Where the processes are more tightly coupled, the developer must wrestle with whatever facilities are available for interprocess communication. These facilities are seldom simple and never fully portable.
Some environments, such as MS-DOS or some embedded systems, don't support multiple processes. In that case you must resort to some form of multithreading.
Instead of various mechanisms of interprocess communication, true threads use various mechanisms of interthread communication, which may be simpler or incur less overhead. However they are also more subtle. Because different threads may access the same memory at unpredictable times, it is easy for them to interfere with each other in ways that are difficult to reproduce or debug.
With true threads, you must allocate a chunk of memory for each thread to serve as a working stack. Typically, at any one time, much of that memory is unused, depending on where the threads are in their respective calling chains. The resulting waste of memory can be considerable, especially for large numbers of threads.
When the runtime system jumps from thread to thread, it must also jump from stack to stack. There is no way to do so in Standard C or C++. Unless you use a language such as Java that supports multithreading directly, true threads are inherently non-portable.
Because Cheap Threads is open software, you can tinker with it to suit your needs, subject to the terms of the GNU Lesser General Public License. For example, you might eliminate features you don't use, in order to reduce overhead. You might convert it to C++ or K&R C, or add a new feature. I'd like to think you'll never need to debug it, but you can if you have to.

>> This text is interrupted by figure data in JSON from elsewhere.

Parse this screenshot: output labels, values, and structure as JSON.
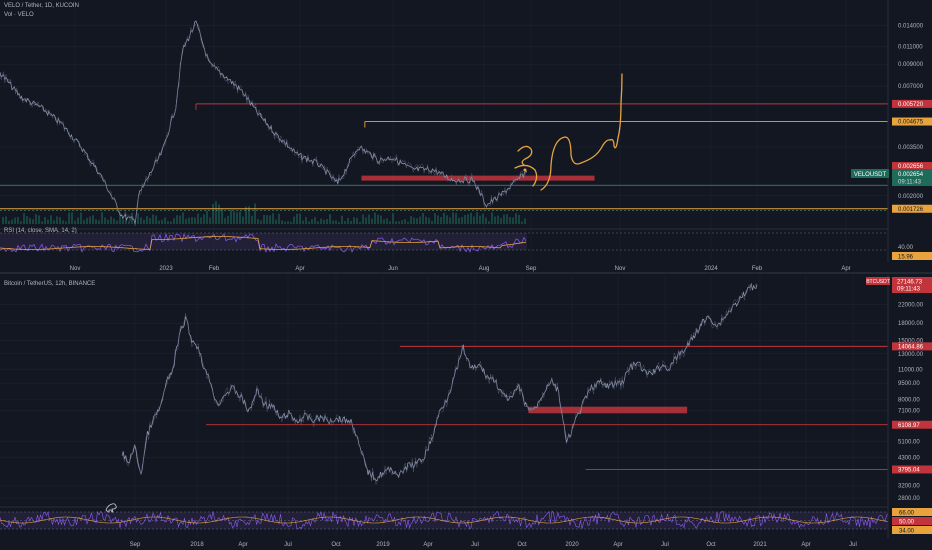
{
  "top_panel": {
    "title": "VELO / Tether, 1D, KUCOIN",
    "volume_label": "Vol · VELO",
    "rsi_label": "RSI (14, close, SMA, 14, 2)",
    "symbol_tag": "VELOUSDT",
    "last_price_tag": "0.002654",
    "countdown_tag": "09:11:43",
    "rsi_value_tag": "15.96",
    "rsi_level_label": "40.00"
  },
  "bottom_panel": {
    "title": "Bitcoin / TetherUS, 12h, BINANCE",
    "symbol_tag": "BTCUSDT",
    "last_price_tag": "27146.73",
    "countdown_tag": "09:11:43",
    "rsi_tags": [
      "66.00",
      "50.00",
      "34.00"
    ]
  },
  "colors": {
    "background": "#131722",
    "grid": "#1f2330",
    "axis_text": "#b2b5be",
    "price_line": "#7f8ba6",
    "red_level": "#c2343b",
    "orange_level": "#e8a33c",
    "support_box": "#c2343b",
    "rsi_line": "#8b5cf6",
    "rsi_sma": "#e8a33c",
    "rsi_band": "#2a2540",
    "volume_bar": "#1e6b5a"
  },
  "chart_data": [
    {
      "type": "line",
      "title": "VELO / Tether, 1D, KUCOIN",
      "scale": "log",
      "x_ticks": [
        "Nov",
        "2023",
        "Feb",
        "Apr",
        "Jun",
        "Aug",
        "Sep",
        "Nov",
        "2024",
        "Feb",
        "Apr"
      ],
      "y_ticks": [
        "0.014000",
        "0.011000",
        "0.009000",
        "0.007000",
        "0.005720",
        "0.004675",
        "0.003500",
        "0.002656",
        "0.002654",
        "0.002000",
        "0.001726"
      ],
      "ylim": [
        0.00145,
        0.0175
      ],
      "x_months": [
        0,
        12.5
      ],
      "series": [
        {
          "x": [
            0,
            0.3,
            0.6,
            0.9,
            1.2,
            1.5,
            1.8,
            2.0,
            2.05,
            2.2,
            2.4,
            2.6,
            2.7,
            2.9,
            3.1,
            3.3,
            3.5,
            3.6,
            3.8,
            4.1,
            4.4,
            4.7,
            5.0,
            5.3,
            5.5,
            5.6,
            5.8,
            6.1,
            6.4,
            6.7,
            7.0,
            7.2,
            7.4,
            7.6,
            7.8
          ],
          "values": [
            0.0082,
            0.0062,
            0.0055,
            0.0046,
            0.0035,
            0.0025,
            0.0016,
            0.0015,
            0.002,
            0.0025,
            0.0033,
            0.0055,
            0.0105,
            0.0145,
            0.009,
            0.008,
            0.007,
            0.0065,
            0.0052,
            0.004,
            0.0032,
            0.0029,
            0.0023,
            0.0035,
            0.0032,
            0.003,
            0.0031,
            0.0027,
            0.0027,
            0.0024,
            0.0024,
            0.0018,
            0.002,
            0.0023,
            0.00265
          ]
        }
      ],
      "levels": [
        {
          "value": 0.00572,
          "label": "0.005720",
          "color": "red",
          "x_start": 2.9
        },
        {
          "value": 0.004675,
          "label": "0.004675",
          "color": "orange",
          "x_start": 5.4
        },
        {
          "value": 0.001726,
          "label": "0.001726",
          "color": "orange",
          "x_start": 0
        }
      ],
      "support_zone": {
        "low": 0.00239,
        "high": 0.00252,
        "x_start": 5.35,
        "x_end": 8.8
      },
      "rsi": {
        "upper": 70,
        "lower": 30,
        "last": 15.96
      }
    },
    {
      "type": "line",
      "title": "Bitcoin / TetherUS, 12h, BINANCE",
      "scale": "log",
      "x_ticks": [
        "Sep",
        "2018",
        "Apr",
        "Jul",
        "Oct",
        "2019",
        "Apr",
        "Jul",
        "Oct",
        "2020",
        "Apr",
        "Jul",
        "Oct",
        "2021",
        "Apr",
        "Jul",
        "Oct"
      ],
      "y_ticks": [
        "22000.00",
        "18000.00",
        "15000.00",
        "14064.86",
        "13000.00",
        "11000.00",
        "9500.00",
        "8000.00",
        "7100.00",
        "6108.97",
        "5100.00",
        "4300.00",
        "3795.04",
        "3200.00",
        "2800.00"
      ],
      "ylim": [
        2600,
        28500
      ],
      "x_months": [
        0,
        50
      ],
      "series": [
        {
          "x": [
            0,
            0.4,
            0.8,
            1.2,
            1.6,
            2.0,
            2.4,
            2.8,
            3.2,
            3.6,
            4.0,
            4.4,
            4.8,
            5.2,
            5.6,
            6.0,
            6.5,
            7.0,
            7.5,
            8.0,
            8.5,
            9.0,
            9.5,
            10.0,
            10.5,
            11.0,
            11.5,
            12.0,
            12.5,
            13.0,
            13.5,
            14.0,
            14.5,
            15.0,
            15.5,
            16.0,
            16.5,
            17.0,
            17.5,
            18.0,
            18.5,
            19.0,
            19.5,
            20.0,
            20.5,
            21.0,
            21.5,
            22.0,
            22.5,
            23.0,
            23.5,
            24.0,
            24.5,
            25.0,
            25.5,
            26.0,
            26.5,
            27.0,
            27.5,
            28.0,
            28.5,
            29.0,
            29.5,
            30.0,
            30.5,
            31.0,
            31.5,
            32.0,
            32.5,
            33.0,
            33.5,
            34.0,
            34.5,
            35.0,
            35.5,
            36.0,
            36.5,
            37.0,
            37.5,
            38.0,
            38.5,
            39.0,
            39.5,
            40.0
          ],
          "values": [
            4500,
            4100,
            4800,
            3600,
            5500,
            6500,
            7300,
            9500,
            11000,
            15500,
            19000,
            15000,
            14000,
            11000,
            9500,
            7500,
            8500,
            9000,
            8200,
            7000,
            8800,
            7600,
            7400,
            6500,
            6900,
            6300,
            6700,
            6400,
            6600,
            6350,
            6550,
            6450,
            6300,
            4700,
            3700,
            3450,
            3700,
            3800,
            3550,
            3950,
            4000,
            4300,
            5200,
            7000,
            8200,
            10500,
            13800,
            11000,
            11500,
            10200,
            9800,
            8300,
            8000,
            9200,
            7300,
            7200,
            8500,
            9800,
            8700,
            5000,
            6200,
            7500,
            8900,
            9600,
            9200,
            9400,
            9600,
            11200,
            11800,
            10500,
            10700,
            11500,
            11100,
            12800,
            13700,
            15500,
            18000,
            19200,
            17500,
            19400,
            21500,
            23500,
            26000,
            27146.73
          ]
        }
      ],
      "levels": [
        {
          "value": 14064.86,
          "label": "14064.86",
          "color": "red",
          "x_start": 17.5
        },
        {
          "value": 6108.97,
          "label": "6108.97",
          "color": "red",
          "x_start": 5.3
        },
        {
          "value": 3795.04,
          "label": "3795.04",
          "color": "red",
          "x_start": 29.2
        }
      ],
      "support_zone": {
        "low": 6900,
        "high": 7400,
        "x_start": 25.6,
        "x_end": 35.6
      },
      "rsi": {
        "upper": 66,
        "middle": 50,
        "lower": 34
      }
    }
  ]
}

Because Cheap Threads is entirely synchronous, it avoids the subtle dangers surrounding true threads when two or more of them access the same resources. You don't have to use semaphores, mutexes, or any of their kindred.
Cheap Threads does not allocate a separate stack for each thread, and is therefore sparing in its use of memory. As it jumps from thread to thread, it reuses the same stack used by the other threads. Each thread is responsible for saving its own state between invocations, by whatever means necessary.
It is always risky to make predictions about performance without doing the appropriate benchmarks. Nevertheless it is likely that Cheap Threads will incur less overhead than other forms of multitasking. The use of multiple processes involves many context switches, which typically are relatively expensive operations. The task switching used in true multithreading may or may not incur much overhead, but the use of mutexes and the like incurs overhead that doesn't apply to Cheap Threads.
Finally, Cheap Threads is available at no charge. You can't get much cheaper than that.
Now for the drawbacks.
As noted earlier, a long and complicated task may need to be broken up into smaller pieces. This style of coding is likely to feel awkward and unnatural. It also incurs overhead of its own, as the thread repeatedly navigates in and out of whatever it's doing.
Because the scheduler never interrupts a running task, it is possible for a long-running thread to use up more than its fair share of the CPU, or to get trapped in an endless loop. Several mechanisms give the developer some control over the scheduling, but they cannot promise more than an approximate balance among the threads.
For that purpose, Cheap Threads has nothing to offer. If one thread waits for IO, they all wait.
On the other hand, you may be able to implement non-blocking IO by other means, using (for example) calls to low-level interrupt routines. In that case Cheap Threads may provide a useful way to organize whatever the application does while it waits for the IO to complete.